TEMPO.CO, Jakarta - Presiden Donald Trump dilaporkan akan meneken perintah eksekutif agar ByteDance, induk dari TikTok, melakukan 'divestasi kepemilikan' dan menjadi 'perusahaan Amerika yang independen' untuk operasional aplikasi video pendek itu khusus di Amerika Serikat. Satu nama perusahaan teknologi Amerika yang langsung muncul sebagai potensi pembeli adalah Microsoft.
Rencana perintah eksekutif itu dilaporkan Bloomberg pada Jumat malam, 31 Juli 2020. Lalu soal nama Microsoft beredar pertama dari Fox Business Network. Bloomberg lalu melaporkan adanya peminat lain namun tak memberi nama spesifik. TikTok yang memiliki lebih dari 2,3 juta unduhan di seluruh dunia baru-baru ini telah ditaksir nilainya dan berada antara $ 30-50 miliar atau Rp 441-735 triliun.

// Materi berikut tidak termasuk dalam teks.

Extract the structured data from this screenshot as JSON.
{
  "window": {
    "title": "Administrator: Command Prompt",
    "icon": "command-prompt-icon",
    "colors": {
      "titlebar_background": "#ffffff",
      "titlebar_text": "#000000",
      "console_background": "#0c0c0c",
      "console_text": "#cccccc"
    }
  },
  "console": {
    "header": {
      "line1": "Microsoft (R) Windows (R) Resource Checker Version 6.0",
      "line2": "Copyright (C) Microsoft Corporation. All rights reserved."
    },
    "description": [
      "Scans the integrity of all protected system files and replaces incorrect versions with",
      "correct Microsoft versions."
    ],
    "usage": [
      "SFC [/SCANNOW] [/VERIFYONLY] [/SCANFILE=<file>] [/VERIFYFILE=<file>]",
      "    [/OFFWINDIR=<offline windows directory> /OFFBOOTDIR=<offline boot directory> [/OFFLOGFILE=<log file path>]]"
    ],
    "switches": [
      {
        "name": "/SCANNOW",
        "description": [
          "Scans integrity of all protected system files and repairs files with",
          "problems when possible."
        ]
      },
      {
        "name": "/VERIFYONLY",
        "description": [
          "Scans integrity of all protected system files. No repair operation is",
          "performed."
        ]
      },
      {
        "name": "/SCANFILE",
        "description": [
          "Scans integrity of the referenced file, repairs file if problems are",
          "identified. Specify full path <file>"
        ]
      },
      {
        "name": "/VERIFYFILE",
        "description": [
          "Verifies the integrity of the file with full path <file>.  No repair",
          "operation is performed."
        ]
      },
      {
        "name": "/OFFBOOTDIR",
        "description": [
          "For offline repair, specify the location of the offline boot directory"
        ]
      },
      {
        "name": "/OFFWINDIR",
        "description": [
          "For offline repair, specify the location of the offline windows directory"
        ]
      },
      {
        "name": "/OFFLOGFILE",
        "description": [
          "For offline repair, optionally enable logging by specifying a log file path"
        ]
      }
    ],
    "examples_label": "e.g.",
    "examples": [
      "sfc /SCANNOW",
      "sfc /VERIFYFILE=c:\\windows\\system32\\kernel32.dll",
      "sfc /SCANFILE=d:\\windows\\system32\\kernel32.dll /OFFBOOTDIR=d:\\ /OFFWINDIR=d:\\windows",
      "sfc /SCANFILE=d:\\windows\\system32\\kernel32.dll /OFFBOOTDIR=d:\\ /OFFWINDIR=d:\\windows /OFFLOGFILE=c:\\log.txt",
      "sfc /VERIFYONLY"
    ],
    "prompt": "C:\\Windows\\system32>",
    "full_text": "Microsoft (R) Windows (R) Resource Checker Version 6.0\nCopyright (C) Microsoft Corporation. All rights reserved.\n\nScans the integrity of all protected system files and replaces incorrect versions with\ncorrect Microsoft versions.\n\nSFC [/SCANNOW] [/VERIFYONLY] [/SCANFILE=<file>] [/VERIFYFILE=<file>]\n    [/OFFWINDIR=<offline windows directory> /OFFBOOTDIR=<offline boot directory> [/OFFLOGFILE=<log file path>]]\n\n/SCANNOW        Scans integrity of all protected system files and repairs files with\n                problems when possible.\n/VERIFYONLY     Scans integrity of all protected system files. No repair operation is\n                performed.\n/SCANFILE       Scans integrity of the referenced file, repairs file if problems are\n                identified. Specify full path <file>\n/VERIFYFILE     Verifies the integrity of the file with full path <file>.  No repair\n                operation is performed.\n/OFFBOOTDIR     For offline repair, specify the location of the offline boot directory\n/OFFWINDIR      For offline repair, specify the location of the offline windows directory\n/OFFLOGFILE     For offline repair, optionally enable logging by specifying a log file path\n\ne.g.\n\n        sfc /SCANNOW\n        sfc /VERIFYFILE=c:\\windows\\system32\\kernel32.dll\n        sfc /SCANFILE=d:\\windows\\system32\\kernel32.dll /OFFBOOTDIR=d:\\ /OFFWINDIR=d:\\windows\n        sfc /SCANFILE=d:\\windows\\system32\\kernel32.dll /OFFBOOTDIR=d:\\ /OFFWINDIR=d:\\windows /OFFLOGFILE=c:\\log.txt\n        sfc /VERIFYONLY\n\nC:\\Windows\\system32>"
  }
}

Buat Microsoft, belum jelas benar di mana TikTok akan ditempatkan di antara unit-unit bisnisnya. Unit bisnis utama Microsoft dalam jaringan sosial adalah LinkedIn, yang menyasar para pekerja profesional. Microsoft juga belum lama menutup Mixer, layanan streaming video-game yang berkompetisi dengan Amazon Twitch.
Menariknya, ByteDance didirikan pada 2012 oleh eks pekerja Microsoft, Zhang Yiming. Namun, dalam sebuah pernyataannya kepada Business Insider, juru bicara TikTok mengatakan kalau, "Perusahaan tidak menanggapi spekulasi dan rumor dan kami percaya diri terhadap kesuksesan jangka panjang TikTok."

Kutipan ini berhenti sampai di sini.